De acordo com Recuero (2010, p. 166), “o sistema foi criado por Orkut Buyukkokten, nas horas vagas, enquanto o mesmo era aluno da Universidade Stanford e funcionário do Google, a partir de uma ideia embrionária, chamada Club Nexus”. Em janeiro de 2004, o Google lança oficialmente a rede social, e em 2005, o Orkut ganha sua versão em português.
Cada usuário do Orkut[1], segundo Telles (2007, p. 21), “possui uma conta e um perfil, no qual constam algumas características pessoais do usuário, sua descrição física, lista de livros e música de preferência, um texto de apresentação”, entre outras informações. Cada usuário pode adicionar, ou ser adicionado como “amigo”, por outros usuários. O perfil do Orkut de um usuário diz muito sobre seus gostos, preferências e personalidade. De acordo com Recuero (2010, p. 28), nos perfis do Orkut “é clara a individualização e a construção pessoal de cada página. Ali são expostos os gostos, as paixões, os ódios dos atores sociais”. Dentro do Orkut, podemos encontrar as comunidades virtuais, grupos que o usuário escolhe pertencer ou não, dependendo de sua identificação com o tema desta.

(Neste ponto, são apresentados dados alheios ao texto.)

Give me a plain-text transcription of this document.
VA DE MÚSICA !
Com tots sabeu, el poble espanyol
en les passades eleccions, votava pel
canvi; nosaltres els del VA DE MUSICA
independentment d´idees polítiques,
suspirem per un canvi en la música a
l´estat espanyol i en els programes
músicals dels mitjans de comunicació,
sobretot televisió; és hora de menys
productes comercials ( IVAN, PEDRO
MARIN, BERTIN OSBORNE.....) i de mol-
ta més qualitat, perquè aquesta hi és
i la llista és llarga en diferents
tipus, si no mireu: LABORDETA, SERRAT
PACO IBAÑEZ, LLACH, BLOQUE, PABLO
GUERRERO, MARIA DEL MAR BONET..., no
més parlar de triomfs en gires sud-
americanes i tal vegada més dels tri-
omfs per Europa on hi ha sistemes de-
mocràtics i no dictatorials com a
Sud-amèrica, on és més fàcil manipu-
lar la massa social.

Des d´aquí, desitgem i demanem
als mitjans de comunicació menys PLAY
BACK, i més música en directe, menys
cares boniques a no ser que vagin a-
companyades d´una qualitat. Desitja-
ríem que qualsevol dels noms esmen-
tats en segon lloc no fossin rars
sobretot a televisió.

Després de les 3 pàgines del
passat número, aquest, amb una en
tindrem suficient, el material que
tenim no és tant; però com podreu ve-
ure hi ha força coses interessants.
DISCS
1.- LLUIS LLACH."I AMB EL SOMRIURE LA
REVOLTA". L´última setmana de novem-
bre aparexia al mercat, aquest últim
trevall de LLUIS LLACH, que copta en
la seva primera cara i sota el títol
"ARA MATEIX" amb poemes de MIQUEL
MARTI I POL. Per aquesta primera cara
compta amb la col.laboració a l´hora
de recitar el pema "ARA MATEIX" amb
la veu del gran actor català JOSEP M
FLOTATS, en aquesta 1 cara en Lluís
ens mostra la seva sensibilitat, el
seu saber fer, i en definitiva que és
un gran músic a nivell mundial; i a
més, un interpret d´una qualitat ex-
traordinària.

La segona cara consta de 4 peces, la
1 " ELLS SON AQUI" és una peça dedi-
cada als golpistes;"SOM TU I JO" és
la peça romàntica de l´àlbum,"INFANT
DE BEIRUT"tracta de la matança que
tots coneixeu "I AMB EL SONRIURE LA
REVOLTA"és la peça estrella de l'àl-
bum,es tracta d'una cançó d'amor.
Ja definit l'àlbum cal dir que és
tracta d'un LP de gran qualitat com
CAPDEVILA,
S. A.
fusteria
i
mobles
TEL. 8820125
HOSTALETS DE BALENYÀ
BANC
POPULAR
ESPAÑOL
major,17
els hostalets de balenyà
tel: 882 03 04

Quando Telles (2007) publicou a obra Orkut.com: como você pode e sua empresa podem tirar proveito do maior site de relacionamentos do Brasil, tal plataforma ainda era a maior rede de relacionamentos do nosso país. Em 2007, o autor propunha que o Orkut era a melhor forma de encontrar amigos e interagir, de criar um marketing pessoal, encontrar empregos, relacionar-se com pessoas com o qual possuímos afinidade, e até um meio de marketing online para muitas empresas, o que o autor denominou de Orkut Marketing.

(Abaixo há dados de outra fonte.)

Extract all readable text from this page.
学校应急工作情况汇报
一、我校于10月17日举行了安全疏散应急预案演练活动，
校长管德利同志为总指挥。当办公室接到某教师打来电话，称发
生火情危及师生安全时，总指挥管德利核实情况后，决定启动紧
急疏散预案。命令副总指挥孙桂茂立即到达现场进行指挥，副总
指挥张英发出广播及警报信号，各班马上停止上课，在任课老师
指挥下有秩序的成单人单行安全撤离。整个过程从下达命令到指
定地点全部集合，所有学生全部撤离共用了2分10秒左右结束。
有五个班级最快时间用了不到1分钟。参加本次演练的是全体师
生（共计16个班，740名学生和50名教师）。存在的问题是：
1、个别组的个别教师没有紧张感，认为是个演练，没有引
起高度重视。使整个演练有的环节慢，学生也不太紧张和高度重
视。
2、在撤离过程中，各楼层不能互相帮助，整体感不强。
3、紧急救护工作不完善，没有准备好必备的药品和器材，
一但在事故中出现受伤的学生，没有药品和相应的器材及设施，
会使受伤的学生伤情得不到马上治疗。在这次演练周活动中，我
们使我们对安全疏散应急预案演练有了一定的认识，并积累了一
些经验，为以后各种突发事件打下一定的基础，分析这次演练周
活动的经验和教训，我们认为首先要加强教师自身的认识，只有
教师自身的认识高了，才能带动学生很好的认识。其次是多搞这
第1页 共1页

É indubitável que o Orkut teve uma forte atuação, principalmente no Brasil. Porém, com a ascensão de outra rede de relacionamentos, o Facebook, o Orkut foi sendo esquecido, e as promessas de que este seria o maior e melhor meio de interação foi ficando para trás. Em setembro de 2011, o Facebook ultrapassa oficialmente o Orkut, em números de usuários únicos no Brasil. Segundo o G1[2], no mês de agosto, o “Facebook registrou 30,9 milhões de usuários únicos (68,2% dos internautas no trabalho e em domicílios), contra 29 milhões do Orkut (64%)”. Apesar de ter perdido o posto de maior rede social do Brasil, o Orkut ainda demonstra alguns números expressivos. Contudo, muitos são os autores e pesquisadores que decretam a morte do Orkut[3], após o grande ápice do Facebook. Apesar de esses autores decretarem tal fato, percebemos que o Orkut ainda atua como uma importante fonte de dados para pesquisa. É no Orkut que encontramos muitas comunidades, e é dentro delas que podemos melhor observar as conversações entre os usuários, seus pontos de vista, suas opiniões, seus gostos e peculiaridades.

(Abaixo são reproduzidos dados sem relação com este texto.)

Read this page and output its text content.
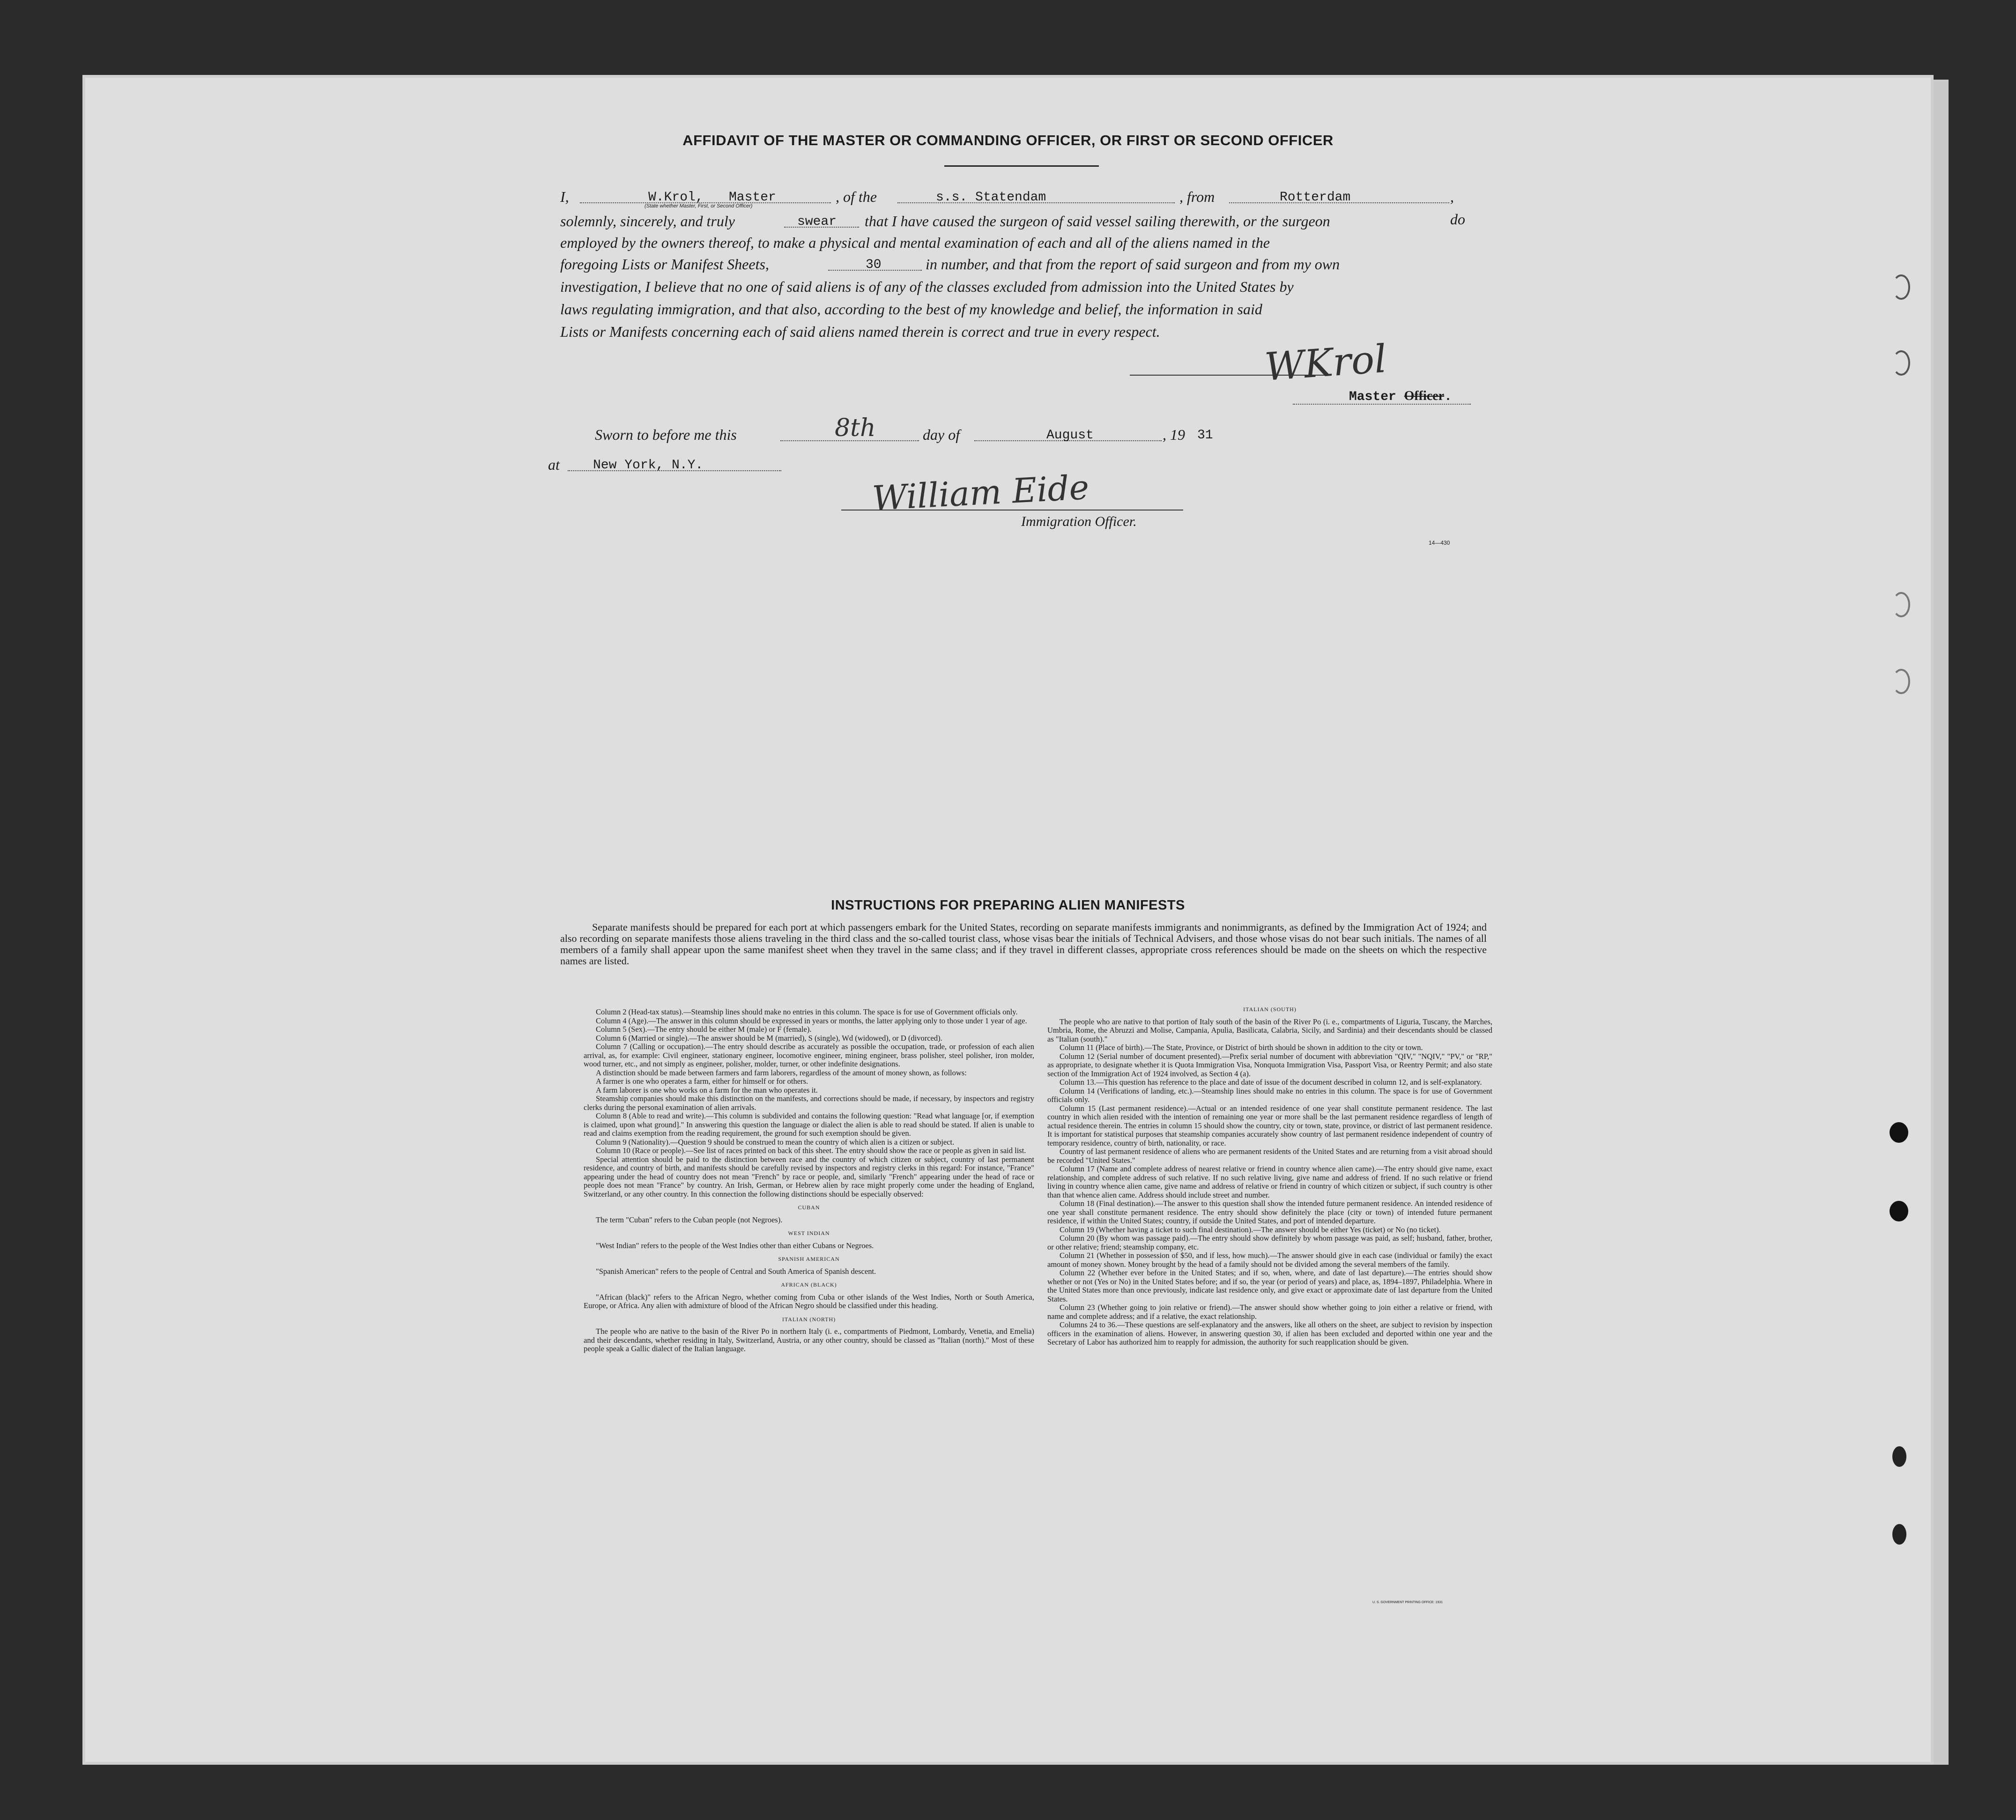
AFFIDAVIT OF THE MASTER OR COMMANDING OFFICER, OR FIRST OR SECOND OFFICER
I,	W.Krol, Master
(State whether Master, First, or Second Officer)
, of the	s.s. Statendam	, from	Rotterdam	, do
solemnly, sincerely, and truly	swear that I have caused the surgeon of said vessel sailing therewith, or the surgeon
employed by the owners thereof, to make a physical and mental examination of each and all of the aliens named in the
foregoing Lists or Manifest Sheets,	30	in number, and that from the report of said surgeon and from my own
investigation, I believe that no one of said aliens is of any of the classes excluded from admission into the United States by
laws regulating immigration, and that also, according to the best of my knowledge and belief, the information in said
Lists or Manifests concerning each of said aliens named therein is correct and true in every respect.
WKrol
Master Officer.
Sworn to before me this	8th	day of	August	, 19 31
at	New York, N.Y.
William Eide
Immigration Officer.
14—430
INSTRUCTIONS FOR PREPARING ALIEN MANIFESTS
Separate manifests should be prepared for each port at which passengers embark for the United States, recording on separate manifests immigrants and nonimmigrants, as defined by the Immigration Act of 1924; and also recording on separate manifests those aliens traveling in the third class and the so-called tourist class, whose visas bear the initials of Technical Advisers, and those whose visas do not bear such initials. The names of all members of a family shall appear upon the same manifest sheet when they travel in the same class; and if they travel in different classes, appropriate cross references should be made on the sheets on which the respective names are listed.

Column 2 (Head-tax status).—Steamship lines should make no entries in this column. The space is for use of Government officials only.

Column 4 (Age).—The answer in this column should be expressed in years or months, the latter applying only to those under 1 year of age.

Column 5 (Sex).—The entry should be either M (male) or F (female).

Column 6 (Married or single).—The answer should be M (married), S (single), Wd (widowed), or D (divorced).

Column 7 (Calling or occupation).—The entry should describe as accurately as possible the occupation, trade, or profession of each alien arrival, as, for example: Civil engineer, stationary engineer, locomotive engineer, mining engineer, brass polisher, steel polisher, iron molder, wood turner, etc., and not simply as engineer, polisher, molder, turner, or other indefinite designations.

A distinction should be made between farmers and farm laborers, regardless of the amount of money shown, as follows:

A farmer is one who operates a farm, either for himself or for others.

A farm laborer is one who works on a farm for the man who operates it.

Steamship companies should make this distinction on the manifests, and corrections should be made, if necessary, by inspectors and registry clerks during the personal examination of alien arrivals.

Column 8 (Able to read and write).—This column is subdivided and contains the following question: "Read what language [or, if exemption is claimed, upon what ground]." In answering this question the language or dialect the alien is able to read should be stated. If alien is unable to read and claims exemption from the reading requirement, the ground for such exemption should be given.

Column 9 (Nationality).—Question 9 should be construed to mean the country of which alien is a citizen or subject.

Column 10 (Race or people).—See list of races printed on back of this sheet. The entry should show the race or people as given in said list.

Special attention should be paid to the distinction between race and the country of which citizen or subject, country of last permanent residence, and country of birth, and manifests should be carefully revised by inspectors and registry clerks in this regard: For instance, "France" appearing under the head of country does not mean "French" by race or people, and, similarly "French" appearing under the head of race or people does not mean "France" by country. An Irish, German, or Hebrew alien by race might properly come under the heading of England, Switzerland, or any other country. In this connection the following distinctions should be especially observed:

CUBAN

The term "Cuban" refers to the Cuban people (not Negroes).

WEST INDIAN

"West Indian" refers to the people of the West Indies other than either Cubans or Negroes.

SPANISH AMERICAN

"Spanish American" refers to the people of Central and South America of Spanish descent.

AFRICAN (BLACK)

"African (black)" refers to the African Negro, whether coming from Cuba or other islands of the West Indies, North or South America, Europe, or Africa. Any alien with admixture of blood of the African Negro should be classified under this heading.

ITALIAN (NORTH)

The people who are native to the basin of the River Po in northern Italy (i. e., compartments of Piedmont, Lombardy, Venetia, and Emelia) and their descendants, whether residing in Italy, Switzerland, Austria, or any other country, should be classed as "Italian (north)." Most of these people speak a Gallic dialect of the Italian language.

ITALIAN (SOUTH)

The people who are native to that portion of Italy south of the basin of the River Po (i. e., compartments of Liguria, Tuscany, the Marches, Umbria, Rome, the Abruzzi and Molise, Campania, Apulia, Basilicata, Calabria, Sicily, and Sardinia) and their descendants should be classed as "Italian (south)."

Column 11 (Place of birth).—The State, Province, or District of birth should be shown in addition to the city or town.

Column 12 (Serial number of document presented).—Prefix serial number of document with abbreviation "QIV," "NQIV," "PV," or "RP," as appropriate, to designate whether it is Quota Immigration Visa, Nonquota Immigration Visa, Passport Visa, or Reentry Permit; and also state section of the Immigration Act of 1924 involved, as Section 4 (a).

Column 13.—This question has reference to the place and date of issue of the document described in column 12, and is self-explanatory.

Column 14 (Verifications of landing, etc.).—Steamship lines should make no entries in this column. The space is for use of Government officials only.

Column 15 (Last permanent residence).—Actual or an intended residence of one year shall constitute permanent residence. The last country in which alien resided with the intention of remaining one year or more shall be the last permanent residence regardless of length of actual residence therein. The entries in column 15 should show the country, city or town, state, province, or district of last permanent residence. It is important for statistical purposes that steamship companies accurately show country of last permanent residence independent of country of temporary residence, country of birth, nationality, or race.

Country of last permanent residence of aliens who are permanent residents of the United States and are returning from a visit abroad should be recorded "United States."

Column 17 (Name and complete address of nearest relative or friend in country whence alien came).—The entry should give name, exact relationship, and complete address of such relative. If no such relative living, give name and address of friend. If no such relative or friend living in country whence alien came, give name and address of relative or friend in country of which citizen or subject, if such country is other than that whence alien came. Address should include street and number.

Column 18 (Final destination).—The answer to this question shall show the intended future permanent residence. An intended residence of one year shall constitute permanent residence. The entry should show definitely the place (city or town) of intended future permanent residence, if within the United States; country, if outside the United States, and port of intended departure.

Column 19 (Whether having a ticket to such final destination).—The answer should be either Yes (ticket) or No (no ticket).

Column 20 (By whom was passage paid).—The entry should show definitely by whom passage was paid, as self; husband, father, brother, or other relative; friend; steamship company, etc.

Column 21 (Whether in possession of $50, and if less, how much).—The answer should give in each case (individual or family) the exact amount of money shown. Money brought by the head of a family should not be divided among the several members of the family.

Column 22 (Whether ever before in the United States; and if so, when, where, and date of last departure).—The entries should show whether or not (Yes or No) in the United States before; and if so, the year (or period of years) and place, as, 1894–1897, Philadelphia. Where in the United States more than once previously, indicate last residence only, and give exact or approximate date of last departure from the United States.

Column 23 (Whether going to join relative or friend).—The answer should show whether going to join either a relative or friend, with name and complete address; and if a relative, the exact relationship.

Columns 24 to 36.—These questions are self-explanatory and the answers, like all others on the sheet, are subject to revision by inspection officers in the examination of aliens. However, in answering question 30, if alien has been excluded and deported within one year and the Secretary of Labor has authorized him to reapply for admission, the authority for such reapplication should be given.

U. S. GOVERNMENT PRINTING OFFICE: 1931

[1] Apesar de cada usuário poder fazer um perfil com sua conta de e-mail, isso não o impede de criar outros perfis fakes no Orkut, utilizando nomes e informações que não são seus.  
[2] Disponível em: . Acesso em: 15 jul. 2012.   
[3] Ver KONFIDE. Disponível em: . Acesso em: 15 jul. 2012. TEIXEIRA. Disponível em: . Acesso em: 15 jul. 2012.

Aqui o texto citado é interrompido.